One part of the Seattle Police Department’s 20/20 Plan, a response by the city to the recent US Department of Justice investigation, is a community outreach program called Safe Communities. The city has held meetings at every precinct in the city, wrapping up their tour with the Central District and Capitol Hill’s East Precinct Thursday.
The meeting is 7-9 p.m. at Miller Community Center.
The big precinct-wide meetings are the first phase of the program, which aims to hone community ideas into changes within the police department. From the Safe Communities promotional document (see full version below):
Our Mission is to ensure the city is meeting our goal of reducing crime and creating the safest possible neighborhoods by deeply engaging with the community.
This goal can only be accomplished with the support and partnership of the City, a broad base of residents and our police officers. This initiative, therefore, is being launched in partnership with the Police Department and builds upon their already existing Community Outreach Initiative (#19 of the 20/20 Plan). This outreach mission is designed to increase and bolster SPD’s goal of providing a sustainable system of outreach to the community—reaching beyond individuals that traditionally engage with the police department—that will also promote equity and strengthen accountability and responsibility.
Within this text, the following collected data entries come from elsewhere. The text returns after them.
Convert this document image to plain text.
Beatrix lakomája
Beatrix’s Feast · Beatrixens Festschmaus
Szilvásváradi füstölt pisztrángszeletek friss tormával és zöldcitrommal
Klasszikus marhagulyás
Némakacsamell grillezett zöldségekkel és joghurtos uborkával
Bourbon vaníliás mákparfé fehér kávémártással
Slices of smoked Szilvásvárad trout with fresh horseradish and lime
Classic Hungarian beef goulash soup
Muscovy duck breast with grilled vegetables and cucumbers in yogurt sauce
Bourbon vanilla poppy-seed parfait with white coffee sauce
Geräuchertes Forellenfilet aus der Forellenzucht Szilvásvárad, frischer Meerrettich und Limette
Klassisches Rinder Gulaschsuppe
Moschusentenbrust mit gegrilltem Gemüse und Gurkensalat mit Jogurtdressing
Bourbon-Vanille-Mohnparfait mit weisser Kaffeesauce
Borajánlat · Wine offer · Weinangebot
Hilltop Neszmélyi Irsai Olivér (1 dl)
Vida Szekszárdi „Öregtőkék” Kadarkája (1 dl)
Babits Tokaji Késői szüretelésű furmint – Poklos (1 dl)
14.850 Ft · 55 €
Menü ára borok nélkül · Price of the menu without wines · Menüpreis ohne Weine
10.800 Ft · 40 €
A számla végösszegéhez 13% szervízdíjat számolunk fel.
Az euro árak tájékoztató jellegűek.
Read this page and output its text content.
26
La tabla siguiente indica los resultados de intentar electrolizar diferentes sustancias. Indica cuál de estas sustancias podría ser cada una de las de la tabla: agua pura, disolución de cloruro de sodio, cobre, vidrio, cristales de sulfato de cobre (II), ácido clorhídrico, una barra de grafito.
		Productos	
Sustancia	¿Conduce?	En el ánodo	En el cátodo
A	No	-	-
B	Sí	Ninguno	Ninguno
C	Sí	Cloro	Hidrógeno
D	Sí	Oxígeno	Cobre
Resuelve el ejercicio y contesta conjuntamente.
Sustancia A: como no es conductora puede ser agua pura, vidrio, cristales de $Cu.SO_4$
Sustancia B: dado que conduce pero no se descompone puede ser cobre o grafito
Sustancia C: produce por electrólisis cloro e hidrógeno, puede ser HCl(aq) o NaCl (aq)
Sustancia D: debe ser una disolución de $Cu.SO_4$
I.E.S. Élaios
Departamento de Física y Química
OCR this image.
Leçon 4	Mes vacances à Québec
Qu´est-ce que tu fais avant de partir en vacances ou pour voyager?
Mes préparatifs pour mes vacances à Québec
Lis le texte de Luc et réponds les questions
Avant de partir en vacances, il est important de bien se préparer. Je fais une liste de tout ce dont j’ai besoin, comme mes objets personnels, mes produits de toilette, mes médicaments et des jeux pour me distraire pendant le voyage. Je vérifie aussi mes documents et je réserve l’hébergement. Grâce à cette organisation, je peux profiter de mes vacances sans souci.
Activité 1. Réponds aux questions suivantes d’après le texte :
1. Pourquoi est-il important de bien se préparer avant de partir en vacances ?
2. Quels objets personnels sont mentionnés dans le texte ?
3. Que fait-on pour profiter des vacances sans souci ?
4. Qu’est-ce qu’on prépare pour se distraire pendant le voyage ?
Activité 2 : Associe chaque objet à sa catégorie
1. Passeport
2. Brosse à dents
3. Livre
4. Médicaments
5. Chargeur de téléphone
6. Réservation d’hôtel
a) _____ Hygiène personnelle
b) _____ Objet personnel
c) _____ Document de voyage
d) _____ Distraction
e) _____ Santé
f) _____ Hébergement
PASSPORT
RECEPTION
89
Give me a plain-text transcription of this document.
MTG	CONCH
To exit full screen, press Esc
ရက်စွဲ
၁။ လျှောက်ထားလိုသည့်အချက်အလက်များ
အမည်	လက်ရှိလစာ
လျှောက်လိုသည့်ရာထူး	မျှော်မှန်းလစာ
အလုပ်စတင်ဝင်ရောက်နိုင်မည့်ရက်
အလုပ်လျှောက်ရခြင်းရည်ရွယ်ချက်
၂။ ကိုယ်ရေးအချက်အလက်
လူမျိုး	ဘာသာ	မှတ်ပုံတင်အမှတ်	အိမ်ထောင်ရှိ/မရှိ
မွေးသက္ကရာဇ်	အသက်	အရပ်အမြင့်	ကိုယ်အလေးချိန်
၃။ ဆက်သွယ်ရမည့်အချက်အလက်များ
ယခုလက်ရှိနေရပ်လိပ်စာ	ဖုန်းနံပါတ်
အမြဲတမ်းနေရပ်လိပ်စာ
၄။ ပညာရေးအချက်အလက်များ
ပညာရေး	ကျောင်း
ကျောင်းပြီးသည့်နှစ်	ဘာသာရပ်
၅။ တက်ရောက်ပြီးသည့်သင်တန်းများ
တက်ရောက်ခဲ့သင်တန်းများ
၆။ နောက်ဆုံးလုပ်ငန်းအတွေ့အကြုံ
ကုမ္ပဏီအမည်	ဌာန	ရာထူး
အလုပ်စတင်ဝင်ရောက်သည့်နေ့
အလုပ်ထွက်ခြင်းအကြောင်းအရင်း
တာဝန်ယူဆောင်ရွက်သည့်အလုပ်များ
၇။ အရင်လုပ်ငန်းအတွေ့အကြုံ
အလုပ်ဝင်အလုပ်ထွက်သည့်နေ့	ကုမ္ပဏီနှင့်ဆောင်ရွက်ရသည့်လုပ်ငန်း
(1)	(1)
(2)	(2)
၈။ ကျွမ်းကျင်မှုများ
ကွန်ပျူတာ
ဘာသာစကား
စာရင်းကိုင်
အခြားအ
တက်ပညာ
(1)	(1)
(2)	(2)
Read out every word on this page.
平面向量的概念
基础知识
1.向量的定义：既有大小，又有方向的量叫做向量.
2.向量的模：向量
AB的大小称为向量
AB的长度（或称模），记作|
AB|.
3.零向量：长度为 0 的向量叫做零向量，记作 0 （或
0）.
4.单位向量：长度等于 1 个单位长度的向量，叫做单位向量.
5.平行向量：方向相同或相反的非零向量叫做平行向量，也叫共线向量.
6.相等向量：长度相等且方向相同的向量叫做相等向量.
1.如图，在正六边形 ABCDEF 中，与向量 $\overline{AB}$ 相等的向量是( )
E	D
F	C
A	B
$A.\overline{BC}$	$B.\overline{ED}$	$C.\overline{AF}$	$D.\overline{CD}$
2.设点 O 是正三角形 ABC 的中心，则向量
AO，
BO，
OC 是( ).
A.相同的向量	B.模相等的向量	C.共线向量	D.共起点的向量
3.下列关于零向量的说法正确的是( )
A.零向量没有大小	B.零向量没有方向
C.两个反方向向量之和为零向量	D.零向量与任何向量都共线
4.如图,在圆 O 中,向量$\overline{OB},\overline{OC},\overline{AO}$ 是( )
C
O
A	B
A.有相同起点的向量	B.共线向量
This will be an opportunity for neighborhood residents to meet with each other and members of their precinct police department and other City Departments to focus together on concerns in their neighborhoods.
After Thursday’s meeting, the second phase will start. 5-15 small group meetings will be held within each precinct. The groups will analyze data and review policy issues brought up in the large meetings. Then people from those groups and the city will come back to another round of precinct-wide summits, which should happen in March 2013, followed by a “report back” meeting in May to discuss actions taken and next steps.